‘YouTube controversies ruining our positive posts’

Image copyright Sarah Bardsley

YouTubers say controversial characters like Logan Paul detract from the good work they do online.

Make-up vlogger Em Ford says she “fundamentally disagrees” with his controversial video made in Japan’s Aokigahara forest.

“It’s disappointing to not see any of the good things championed,” she tells Newsbeat.

The Brit is annoyed a campaign raising over £700,000 for Mexico earthquake victims got little media interest.

She’s part of YouTube’s Creators For Change programme, which aims to inspire creators who share positive messages through their videos.

Image copyright Sarah Bardsley
Image caption Newsbeat spoke to Em Ford and Humza Productions at a YouTube event in London this week

Em talks about make-up with her million subscribers for My Pale Skin, but it’s showing her struggle with acne that inspires her followers.

“You could look at my channel and say I just review foundations or talk about face masks,” she says.

“When you have acne, that foundation is the one thing that can give you back the control that acne has stripped away from you and make you feel better about yourself.”

“I will keep posting pictures of my face and I will keep encouraging other women to post pictures of their faces regardless of pigmentation, colour or whatever society issue is going on there, until it becomes normal,” she adds.

Both Em and Humza Arshad, who has close to 400,000 subscribers on his Humza Productions channel, say that despite a lack of media coverage for some positive efforts by YouTubers, the impact is seen in the response to their posts.

Humza posts mostly comedy videos but one of his most watched clips is a hard-hitting piece on Islamophobia in the UK.

It has been watched more than a million times across the world.

“It took me maybe 5 or 10 minutes to write but it came from the heart,” Humza tells Newsbeat.

“Because it was real, it was authentic, I knew a lot of people would relate and react to it.”

Humza has tried to put a message in all his YouTube videos since he started uploading comedy sketches about a wannabe gangster called Diary Of A Badman.

“I wanted to do videos that were funny and made people laugh but think at the same time,” he says.

“I thought it was very important to leave a positive message and not just do pointless comedy.”

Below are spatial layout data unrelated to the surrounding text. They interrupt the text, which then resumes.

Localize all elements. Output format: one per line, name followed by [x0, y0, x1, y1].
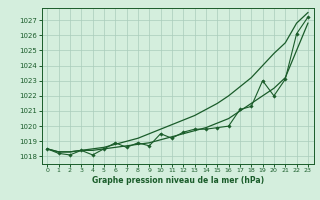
X-axis label: Graphe pression niveau de la mer (hPa): Graphe pression niveau de la mer (hPa): [92, 176, 264, 185]
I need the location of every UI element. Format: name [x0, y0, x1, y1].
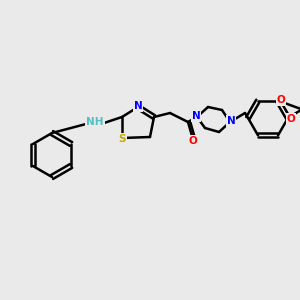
- Text: N: N: [226, 116, 236, 126]
- Text: O: O: [189, 136, 197, 146]
- Text: NH: NH: [86, 117, 104, 127]
- Text: O: O: [277, 95, 285, 105]
- Text: N: N: [134, 101, 142, 111]
- Text: S: S: [118, 134, 126, 144]
- Text: N: N: [192, 111, 200, 121]
- Text: O: O: [286, 114, 296, 124]
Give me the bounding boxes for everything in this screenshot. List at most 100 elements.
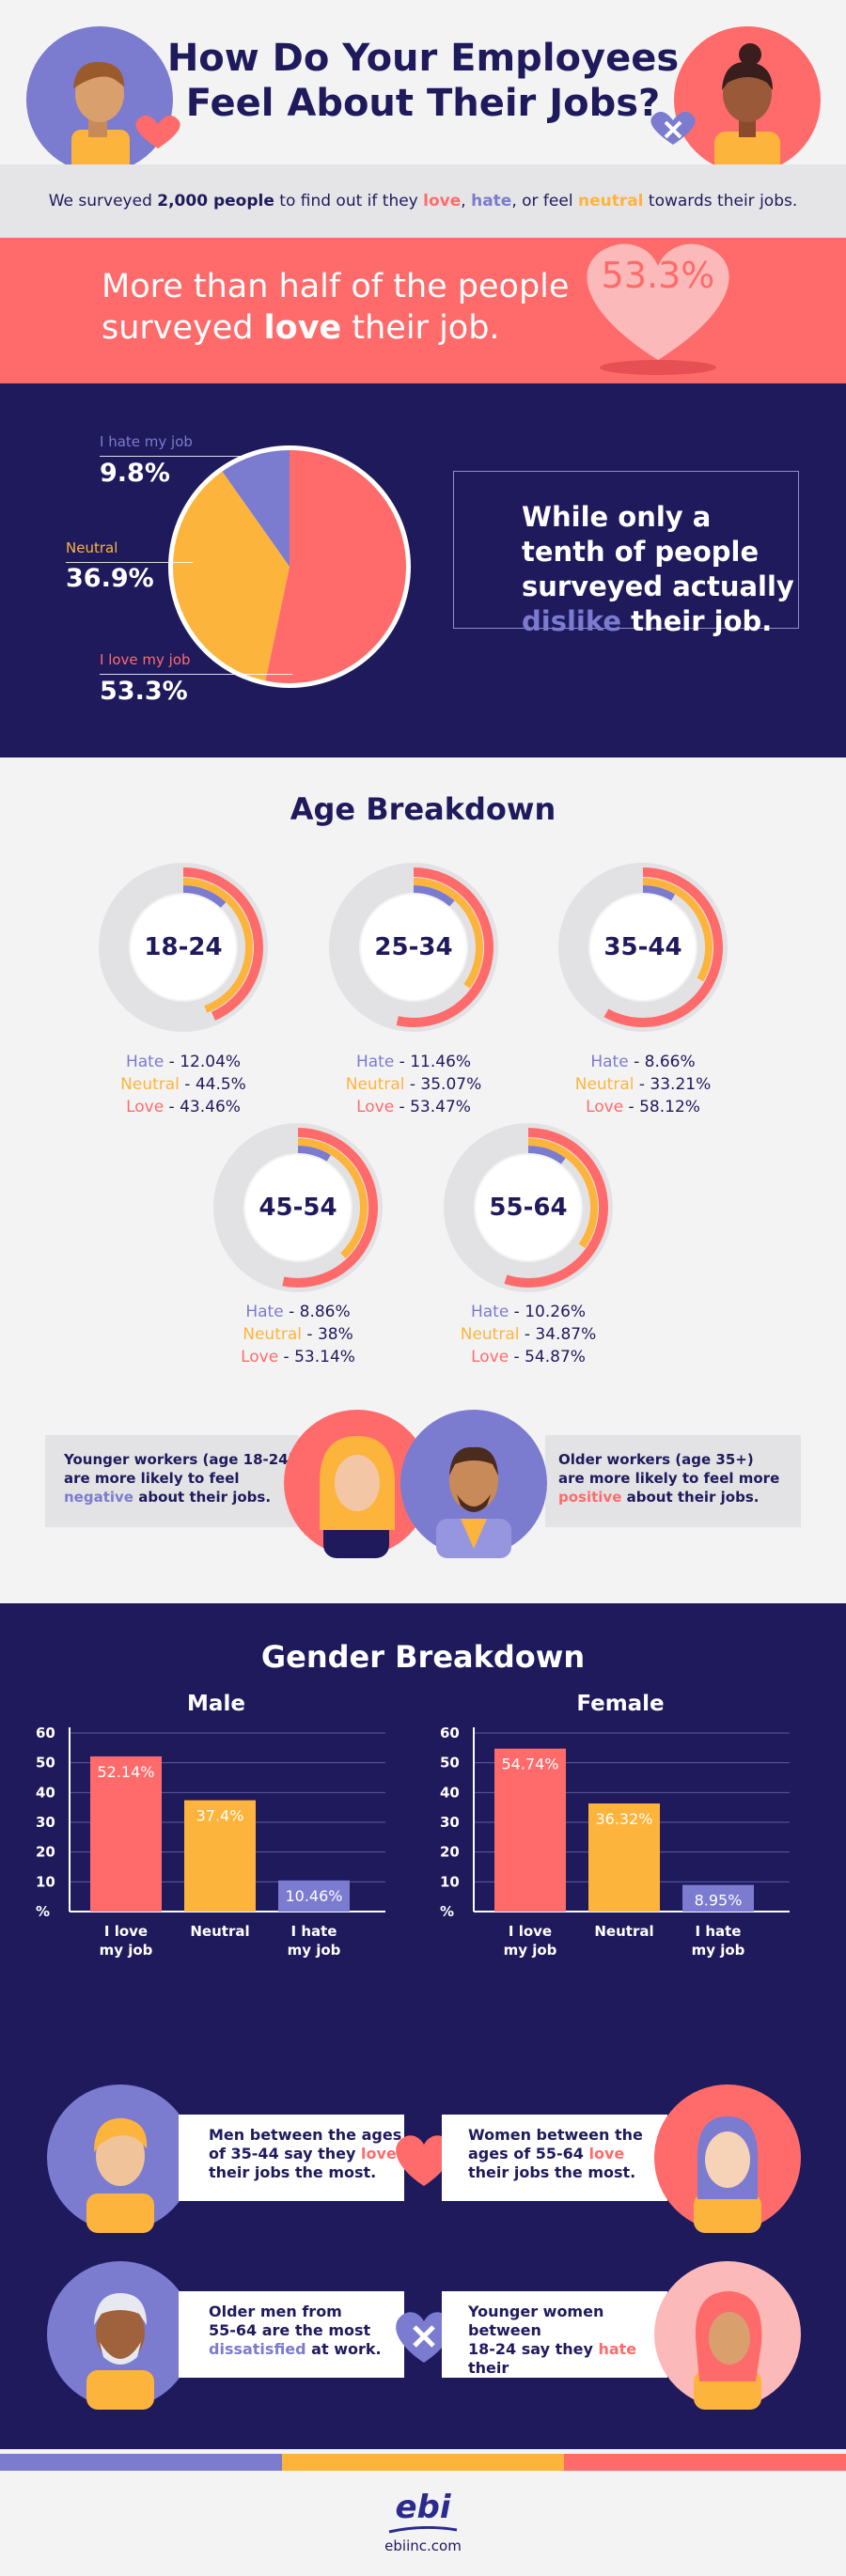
- footer-url-link[interactable]: ebiinc.com: [384, 2537, 462, 2554]
- bar-category-line: Neutral: [594, 1923, 653, 1940]
- younger-workers-callout: Younger workers (age 18-24) are more lik…: [45, 1435, 299, 1527]
- age-stat-love: Love - 53.14%: [204, 1346, 392, 1368]
- age-stat-value: - 12.04%: [164, 1053, 242, 1071]
- ebi-logo[interactable]: ebi: [395, 2489, 451, 2526]
- donut-arc-love: [603, 867, 723, 1027]
- age-stat-neutral: Neutral - 44.5%: [89, 1073, 277, 1096]
- age-stat-value: - 8.66%: [628, 1053, 696, 1071]
- man-avatar-icon: [26, 26, 180, 173]
- y-tick-label: %: [36, 1903, 50, 1920]
- bar-category-label: Neutral: [594, 1923, 653, 1940]
- age-breakdown-title: Age Breakdown: [290, 791, 556, 827]
- age-stat-love: Love - 53.47%: [320, 1096, 508, 1118]
- age-stats-25-34: Hate - 11.46% Neutral - 35.07% Love - 53.4…: [320, 1051, 508, 1118]
- age-stat-value: - 43.46%: [164, 1098, 241, 1116]
- survey-hate-word: hate: [471, 192, 512, 211]
- male-bar-chart: Male% 10 20 30 40 50 60 52.14% I love my job 37.4%…: [36, 1692, 385, 1959]
- old-line-1: Older workers (age 35+): [558, 1451, 754, 1468]
- age-donut-chart: [213, 1123, 383, 1292]
- donut-arc-love: [282, 1128, 378, 1288]
- y-tick-label: 50: [36, 1755, 55, 1772]
- bar-2: [682, 1884, 754, 1912]
- young-suffix: about their jobs.: [133, 1489, 272, 1506]
- bar-category-line: my job: [100, 1942, 153, 1959]
- pie-hate-label: I hate my job: [100, 433, 193, 450]
- age-stat-word: Hate: [590, 1053, 629, 1071]
- age-stat-value: - 33.21%: [634, 1075, 712, 1094]
- age-stat-love: Love - 43.46%: [89, 1096, 277, 1118]
- young-woman-avatar-icon: [654, 2261, 801, 2410]
- love-line2-suffix: their job.: [341, 309, 500, 347]
- men-love-line-3: their jobs the most.: [209, 2163, 377, 2181]
- y-tick-label: 40: [36, 1784, 55, 1801]
- age-stat-value: - 53.47%: [394, 1098, 471, 1116]
- women-love-callout: Women between the ages of 55-64 love the…: [442, 2115, 667, 2201]
- title-line-2: Feel About Their Jobs?: [185, 82, 661, 125]
- age-stat-word: Neutral: [574, 1075, 634, 1094]
- bar-value-label: 10.46%: [285, 1887, 342, 1905]
- age-donut-label: 18-24: [144, 933, 223, 961]
- love-banner: More than half of the people surveyed lo…: [0, 238, 846, 383]
- women-love-text: Women between the ages of 55-64 love the…: [468, 2126, 662, 2182]
- women-hate-text: Younger women between 18-24 say they hat…: [468, 2303, 666, 2396]
- love-percent: 53.3%: [601, 255, 715, 296]
- bar-category-line: my job: [288, 1942, 341, 1959]
- dislike-line-3: surveyed actually: [522, 570, 794, 602]
- age-donut-18-24: 18-24: [99, 863, 268, 1032]
- older-woman-avatar-icon: [654, 2084, 801, 2233]
- donut-arc-neutral: [527, 1138, 598, 1249]
- donut-arc-hate: [413, 885, 455, 907]
- page-title: How Do Your Employees Feel About Their J…: [160, 36, 686, 126]
- survey-middle: to find out if they: [274, 192, 424, 211]
- age-stat-neutral: Neutral - 35.07%: [320, 1073, 508, 1096]
- donut-center: [590, 895, 696, 1000]
- dislike-callout-box: While only a tenth of people surveyed ac…: [453, 471, 799, 637]
- dislike-line-2: tenth of people: [522, 536, 760, 568]
- survey-neutral-word: neutral: [577, 192, 644, 211]
- women-love-line-1: Women between the: [468, 2126, 643, 2144]
- love-headline-line-2: surveyed love their job.: [102, 307, 590, 349]
- older-workers-callout: Older workers (age 35+) are more likely …: [545, 1435, 801, 1527]
- age-stat-value: - 53.14%: [278, 1348, 355, 1366]
- age-stat-word: Love: [586, 1098, 624, 1116]
- old-line-3: positive about their jobs.: [558, 1488, 799, 1507]
- women-love-line-2: ages of 55-64 love: [468, 2145, 662, 2163]
- gender-breakdown-section: Gender Breakdown Male% 10 20 30 40 50 60 52.14%…: [0, 1603, 846, 2449]
- bar-category-label: I love my job: [504, 1923, 557, 1959]
- age-stat-hate: Hate - 12.04%: [89, 1051, 277, 1073]
- bar-category-label: Neutral: [190, 1923, 249, 1940]
- age-stat-word: Neutral: [243, 1325, 302, 1344]
- older-man-avatar-icon: [47, 2261, 194, 2410]
- bar-chart-title: Male: [187, 1692, 245, 1716]
- love-line2-bold: love: [263, 309, 342, 347]
- age-stat-hate: Hate - 8.66%: [549, 1051, 737, 1073]
- pie-love-leader: [100, 674, 292, 675]
- love-headline-line-1: More than half of the people: [102, 268, 570, 305]
- age-stat-hate: Hate - 8.86%: [204, 1301, 392, 1323]
- pie-hate-leader: [100, 456, 241, 457]
- older-workers-text: Older workers (age 35+) are more likely …: [558, 1450, 799, 1507]
- women-love-line2-prefix: ages of 55-64: [468, 2145, 589, 2162]
- footer-color-stripe: [0, 2454, 846, 2471]
- age-stat-word: Love: [471, 1348, 509, 1366]
- pie-slice-hate: [222, 450, 290, 567]
- donut-arc-love: [396, 867, 494, 1027]
- dislike-line-1: While only a: [522, 501, 712, 533]
- y-tick-label: 20: [36, 1844, 55, 1861]
- logo-swoosh-icon: [388, 2526, 458, 2534]
- donut-arc-hate: [642, 885, 676, 901]
- age-stat-value: - 58.12%: [623, 1098, 700, 1116]
- header: How Do Your Employees Feel About Their J…: [0, 0, 846, 173]
- age-stats-18-24: Hate - 12.04% Neutral - 44.5% Love - 43.46…: [89, 1051, 277, 1118]
- women-love-word: love: [588, 2145, 625, 2162]
- y-tick-label: 40: [440, 1784, 460, 1801]
- bar-category-line: Neutral: [190, 1923, 249, 1940]
- pie-neutral-leader: [66, 562, 193, 563]
- age-stat-word: Neutral: [120, 1075, 180, 1094]
- men-dissatisfied-word: dissatisfied: [209, 2340, 306, 2358]
- donut-arc-love: [182, 867, 263, 1021]
- pie-love-label: I love my job: [100, 651, 191, 668]
- men-love-text: Men between the ages of 35-44 say they l…: [209, 2126, 402, 2182]
- bar-value-label: 36.32%: [595, 1810, 652, 1828]
- age-stats-45-54: Hate - 8.86% Neutral - 38% Love - 53.14%: [204, 1301, 392, 1368]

Image copyright Sarah Bardsley
Image caption Both Em and Humza say meeting other YouTubers inspired them to share more positive messages through their channels

Humza says YouTubers like him, Em and others working to promote positive messages can “genuinely change a life,” and believes even Logan Paul’s controversial video prompted a positive discussion about suicide.

And Em says that the success she has found on YouTube goes against modern stigma against young people and how they rely on technology and social media.

“There’s this stigma that young people are just glued to their phones, YouTube or TV all day long,” she says.

“When I was 24 I started a company through my phone.

“Had it not been for that phone, had it not been for the internet or the programmes that inspired me on TV when I was younger I would never have made a film and I would never be trying to get out a positive message.”